What creatine loading actually does
Your muscles store creatine as phosphocreatine, which is used to rapidly regenerate ATP during high-intensity effort — the kind of short, maximal burst in a heavy squat, a sprint, or a plyometric jump. When muscle creatine stores are fully saturated, that rapid energy system lasts a little longer before depleting. The loading protocol is simply a way to reach full saturation in about a week rather than three to four weeks.
It does not make you stronger in the long run — the maintenance dose reaches the same plateau, just more slowly. Loading is a convenience, not a necessity.
How it works
Both doses are simple per-kilogram figures, with pounds converted to kilograms first:
kg = lb input ? lb / 2.20462 : kg input
loading/day = 0.3 g/kg/day (split into 4 servings, 5 to 7 days)
maintenance = 0.03 g/kg/day (single daily serving)
The loading phase saturates muscle creatine stores in about a week; skipping it and taking only the maintenance dose reaches the same saturation in three to four weeks.
Worked examples
Example 1 — 80 kg athlete who wants to load:
- Loading dose: 0.3 × 80 = 24 g per day, split into four roughly 6 g servings taken with meals across the day, for 5 to 7 days.
- Maintenance dose: 0.03 × 80 = 2.4 g per day, usually rounded up to a convenient 3–5 g single serving.

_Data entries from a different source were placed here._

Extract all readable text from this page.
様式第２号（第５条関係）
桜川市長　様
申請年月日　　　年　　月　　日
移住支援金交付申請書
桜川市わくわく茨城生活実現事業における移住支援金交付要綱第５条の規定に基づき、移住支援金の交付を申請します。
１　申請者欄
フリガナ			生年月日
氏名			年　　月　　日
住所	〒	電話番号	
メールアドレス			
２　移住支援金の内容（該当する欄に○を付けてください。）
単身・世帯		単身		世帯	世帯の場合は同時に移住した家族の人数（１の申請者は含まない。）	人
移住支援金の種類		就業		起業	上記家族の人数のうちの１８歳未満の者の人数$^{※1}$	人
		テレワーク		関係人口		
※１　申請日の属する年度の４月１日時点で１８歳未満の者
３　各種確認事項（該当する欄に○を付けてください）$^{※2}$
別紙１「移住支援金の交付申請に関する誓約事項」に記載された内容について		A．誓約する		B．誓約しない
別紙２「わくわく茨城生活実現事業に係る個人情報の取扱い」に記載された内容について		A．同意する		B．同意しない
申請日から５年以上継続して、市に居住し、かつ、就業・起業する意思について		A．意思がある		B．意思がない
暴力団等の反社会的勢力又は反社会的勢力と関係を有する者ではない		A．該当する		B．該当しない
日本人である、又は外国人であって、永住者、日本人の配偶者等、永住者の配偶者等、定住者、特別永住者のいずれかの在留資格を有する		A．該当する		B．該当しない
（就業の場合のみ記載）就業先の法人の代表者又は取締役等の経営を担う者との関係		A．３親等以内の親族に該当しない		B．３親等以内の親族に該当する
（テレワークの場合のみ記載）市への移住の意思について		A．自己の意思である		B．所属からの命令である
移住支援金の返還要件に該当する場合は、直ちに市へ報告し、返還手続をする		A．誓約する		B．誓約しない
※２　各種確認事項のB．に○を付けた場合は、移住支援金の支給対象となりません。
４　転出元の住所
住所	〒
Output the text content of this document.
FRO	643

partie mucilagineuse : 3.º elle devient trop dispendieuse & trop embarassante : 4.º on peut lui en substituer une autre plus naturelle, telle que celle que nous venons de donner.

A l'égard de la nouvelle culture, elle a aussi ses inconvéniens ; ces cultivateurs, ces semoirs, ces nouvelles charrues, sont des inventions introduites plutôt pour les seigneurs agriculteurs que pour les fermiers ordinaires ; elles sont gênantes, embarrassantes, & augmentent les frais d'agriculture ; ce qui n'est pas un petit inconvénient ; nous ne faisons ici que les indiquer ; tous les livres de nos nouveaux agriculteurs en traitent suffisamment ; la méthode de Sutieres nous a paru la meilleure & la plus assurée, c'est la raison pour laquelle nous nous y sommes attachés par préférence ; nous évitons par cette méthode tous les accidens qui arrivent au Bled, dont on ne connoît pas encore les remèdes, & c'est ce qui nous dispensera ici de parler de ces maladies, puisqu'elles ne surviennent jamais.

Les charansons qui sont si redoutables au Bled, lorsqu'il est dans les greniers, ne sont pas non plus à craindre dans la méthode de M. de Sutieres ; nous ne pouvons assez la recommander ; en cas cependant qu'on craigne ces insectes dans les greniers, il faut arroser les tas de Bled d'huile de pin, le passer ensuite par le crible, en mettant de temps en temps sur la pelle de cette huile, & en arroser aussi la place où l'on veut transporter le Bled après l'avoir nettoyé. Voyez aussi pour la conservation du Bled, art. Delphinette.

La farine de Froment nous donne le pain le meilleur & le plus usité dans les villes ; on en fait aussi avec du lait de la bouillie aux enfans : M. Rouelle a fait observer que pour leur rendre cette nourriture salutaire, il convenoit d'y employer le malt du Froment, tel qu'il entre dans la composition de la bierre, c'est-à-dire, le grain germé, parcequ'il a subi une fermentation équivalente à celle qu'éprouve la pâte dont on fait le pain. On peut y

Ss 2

Example 2 — 65 kg athlete who prefers to skip loading:
- No loading phase needed.
- Maintenance dose: 0.03 × 65 = 1.95 g per day, rounded to 3–5 g for practicality.
- Full saturation will be reached in approximately three to four weeks of consistent daily dosing.
Practical guidance
Splitting the loading dose matters. A full 20–24 g taken at once can cause gastrointestinal discomfort and is less efficiently retained. Four smaller servings spaced through the day — ideally with meals containing some carbohydrate — improves both tolerance and uptake.
Timing is flexible. Once saturated, the timing of your daily maintenance dose has minimal effect on outcomes. Morning, pre-workout, post-workout — any consistent time works. Consistency across days matters far more than the exact hour.
No need to cycle. There is no evidence that taking a break from creatine is beneficial. Stopping simply allows muscle stores to return to baseline over several weeks; there is no rebound benefit.
Creatine and water. Creatine draws water into muscle cells. Ensure you are well-hydrated during loading, especially if training hard. A small, temporary increase in body weight (roughly 0.5–2 kg) during loading is normal and is stored water in muscle, not fat.